Accessing the disaster zone has been an ordeal unto itself. Save the Children deployed 11 staff members, including doctors, nurses, midwives, and social workers. Their journey took more than ten hours on donkeyback from the remote town of Golo, traversing 22 kilometers of rocky, muddy terrain with no roads and under heavy rain. The area is so isolated that it lacks any cellular phone network or other means of communication with the outside world.
Once on the ground, the aid workers set up an emergency health post and psychosocial support groups for women and children. But the challenges remain immense. Flooding has contaminated water sources, increasing the risk of cholera—a disease already present in the region. “There was already some cholera cases in the area. So we are also very worried there could be a new and huge outbreak of cholera among the survivors but also in all the areas nearby,” Lanino warned.
Urgent requests from survivors have included food, blankets, and shelter. Many have nowhere to go, as heavy rains have impacted all surrounding areas, making it difficult to find a safe haven. “They don’t know where to go because all the areas are somehow impacted by the heavy rains. They don’t really know which is a safe place to go,” Lanino said. Aid groups are delivering supplies and helping facilitate relocation to safer areas by camel and donkey, but resources are stretched thin.

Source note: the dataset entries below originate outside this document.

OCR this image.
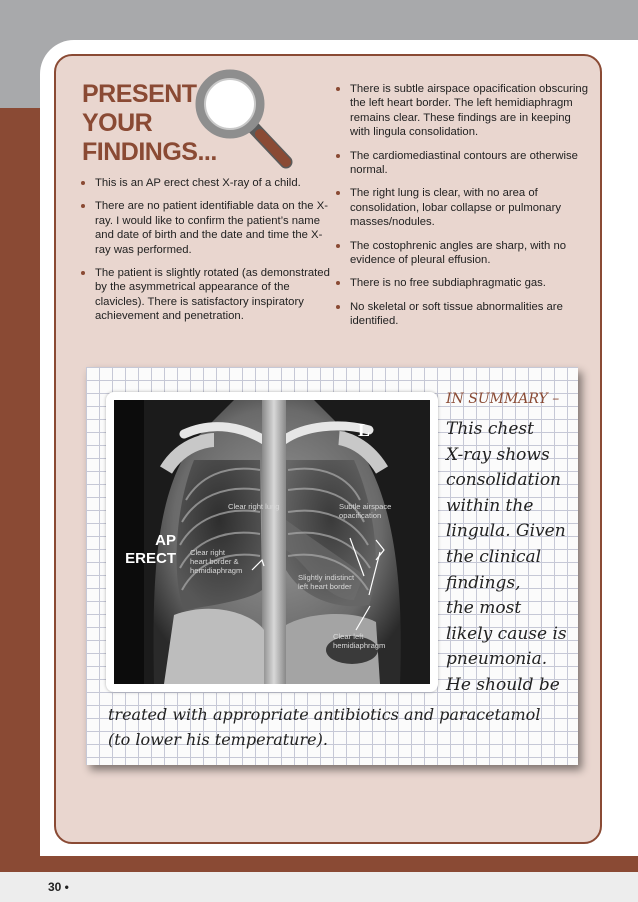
PRESENT
YOUR
FINDINGS...
This is an AP erect chest X-ray of a child.
There are no patient identifiable data on the X-ray. I would like to confirm the patient’s name and date of birth and the date and time the X-ray was performed.
The patient is slightly rotated (as demonstrated by the asymmetrical appearance of the clavicles). There is satisfactory inspiratory achievement and penetration.
There is subtle airspace opacification obscuring the left heart border. The left hemidiaphragm remains clear. These findings are in keeping with lingula consolidation.
The cardiomediastinal contours are otherwise normal.
The right lung is clear, with no area of consolidation, lobar collapse or pulmonary masses/nodules.
The costophrenic angles are sharp, with no evidence of pleural effusion.
There is no free subdiaphragmatic gas.
No skeletal or soft tissue abnormalities are identified.
L
AP
ERECT
Clear right lung	Subtle airspace
opacification
Clear right
heart border &
hemidiaphragm
Slightly indistinct
left heart border
Clear left
hemidiaphragm
IN SUMMARY –
This chest
X-ray shows
consolidation
within the
lingula. Given
the clinical
findings,
the most
likely cause is
pneumonia.
He should be
treated with appropriate antibiotics and paracetamol
(to lower his temperature).
30 •
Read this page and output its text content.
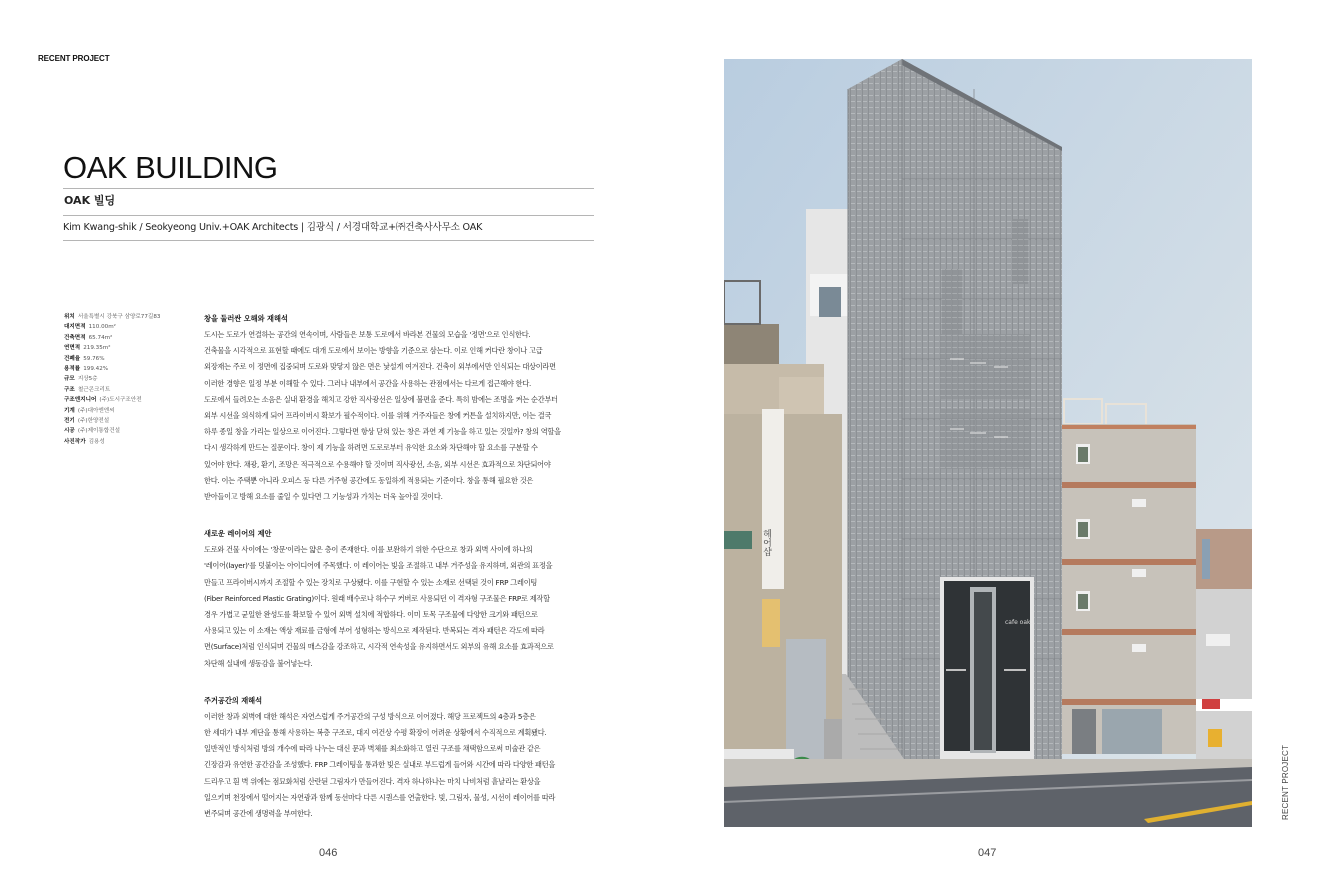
RECENT PROJECT
OAK BUILDING
OAK 빌딩
Kim Kwang-shik / Seokyeong Univ.+OAK Architects | 김광식 / 서경대학교+㈜건축사사무소 OAK
위치 서울특별시 강북구 삼양로77길83
대지면적 110.00m²
건축면적 65.74m²
연면적 219.35m²
건폐율 59.76%
용적률 199.42%
규모 지상5층
구조 철근콘크리트
구조엔지니어 (주)도시구조안전
기계 (주)대아엔엔씨
전기 (주)한양전설
시공 (주)제이통합건설
사진작가 김용성
창을 둘러싼 오해와 재해석

도시는 도로가 연결하는 공간의 연속이며, 사람들은 보통 도로에서 바라본 건물의 모습을 '정면'으로 인식한다.
건축물을 시각적으로 표현할 때에도 대개 도로에서 보이는 방향을 기준으로 삼는다. 이로 인해 커다란 창이나 고급
외장재는 주로 이 정면에 집중되며 도로와 맞닿지 않은 면은 낯설게 여겨진다. 건축이 외부에서만 인식되는 대상이라면
이러한 경향은 일정 부분 이해할 수 있다. 그러나 내부에서 공간을 사용하는 관점에서는 다르게 접근해야 한다.
도로에서 들려오는 소음은 실내 환경을 해치고 강한 직사광선은 일상에 불편을 준다. 특히 밤에는 조명을 켜는 순간부터
외부 시선을 의식하게 되어 프라이버시 확보가 필수적이다. 이를 위해 거주자들은 창에 커튼을 설치하지만, 이는 결국
하루 종일 창을 가리는 일상으로 이어진다. 그렇다면 항상 닫혀 있는 창은 과연 제 기능을 하고 있는 것일까? 창의 역할을
다시 생각하게 만드는 질문이다. 창이 제 기능을 하려면 도로로부터 유익한 요소와 차단해야 할 요소를 구분할 수
있어야 한다. 채광, 환기, 조망은 적극적으로 수용해야 할 것이며 직사광선, 소음, 외부 시선은 효과적으로 차단되어야
한다. 이는 주택뿐 아니라 오피스 등 다른 거주형 공간에도 동일하게 적용되는 기준이다. 창을 통해 필요한 것은
받아들이고 방해 요소를 줄일 수 있다면 그 기능성과 가치는 더욱 높아질 것이다.

새로운 레이어의 제안

도로와 건물 사이에는 '창문'이라는 얇은 층이 존재한다. 이를 보완하기 위한 수단으로 창과 외벽 사이에 하나의
'레이어(layer)'를 덧붙이는 아이디어에 주목했다. 이 레이어는 빛을 조절하고 내부 거주성을 유지하며, 외관의 표정을
만들고 프라이버시까지 조절할 수 있는 장치로 구상됐다. 이를 구현할 수 있는 소재로 선택된 것이 FRP 그레이팅
(Fiber Reinforced Plastic Grating)이다. 원래 배수로나 하수구 커버로 사용되던 이 격자형 구조물은 FRP로 제작할
경우 가볍고 균일한 완성도를 확보할 수 있어 외벽 설치에 적합하다. 이미 토목 구조물에 다양한 크기와 패턴으로
사용되고 있는 이 소재는 액상 재료를 금형에 부어 성형하는 방식으로 제작된다. 반복되는 격자 패턴은 각도에 따라
면(Surface)처럼 인식되며 건물의 매스감을 강조하고, 시각적 연속성을 유지하면서도 외부의 유해 요소를 효과적으로
차단해 실내에 생동감을 불어넣는다.

주거공간의 재해석

이러한 창과 외벽에 대한 해석은 자연스럽게 주거공간의 구성 방식으로 이어졌다. 해당 프로젝트의 4층과 5층은
한 세대가 내부 계단을 통해 사용하는 복층 구조로, 대지 여건상 수평 확장이 어려운 상황에서 수직적으로 계획됐다.
일반적인 방식처럼 방의 개수에 따라 나누는 대신 문과 벽체를 최소화하고 열린 구조를 채택함으로써 미술관 같은
긴장감과 유연한 공간감을 조성했다. FRP 그레이팅을 통과한 빛은 실내로 부드럽게 들어와 시간에 따라 다양한 패턴을
드리우고 흰 벽 위에는 점묘화처럼 산란된 그림자가 만들어진다. 격자 하나하나는 마치 나비처럼 흩날리는 환상을
일으키며 천장에서 떨어지는 자연광과 함께 동선마다 다른 시퀀스를 연출한다. 빛, 그림자, 물성, 시선이 레이어를 따라
변주되며 공간에 생명력을 부여한다.

cafe oak
헤어샵
RECENT PROJECT
046	047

The tragedy in Tarasin is unfolding against a backdrop of even larger catastrophe. Since April 2023, Sudan has been gripped by a brutal civil war between the Sudanese army and the paramilitary Rapid Support Forces. The fighting has killed tens of thousands—estimates range from 40,000 to 150,000—and displaced as many as 12 million people, according to the United Nations and U.S. officials. The war has triggered one of the worst humanitarian crises in recent history, with famine and disease stalking the land.
The Jebel Marra region, where the landslides struck, is controlled by the Sudan Liberation Movement/Army, led by Abdulwahid al-Nur—a rebel group that has largely remained uninvolved in the broader conflict. This isolation, while sparing the area from some of the war’s violence, has also made it difficult for humanitarian organizations to reach those in need.
Independent verification of the full impact of the landslide is difficult due to the remoteness of the region and the ongoing conflict. Still, the stories and images emerging from Tarasin paint a picture of “destruction and devastation,” as Save the Children staff described it. “This is a tragedy (within) a tragedy that is the current conflict in Sudan. This is one of the worst natural disasters that has happened in Sudan,” Lanino told the Associated Press.
As rescue and recovery efforts continue, the people of Tarasin and neighboring villages face an uncertain future. With the rainy season far from over and the threat of further landslides looming, their struggle for survival is far from finished. The world’s attention may be fleeting, but for those left behind in the mud, the pain and tears linger on.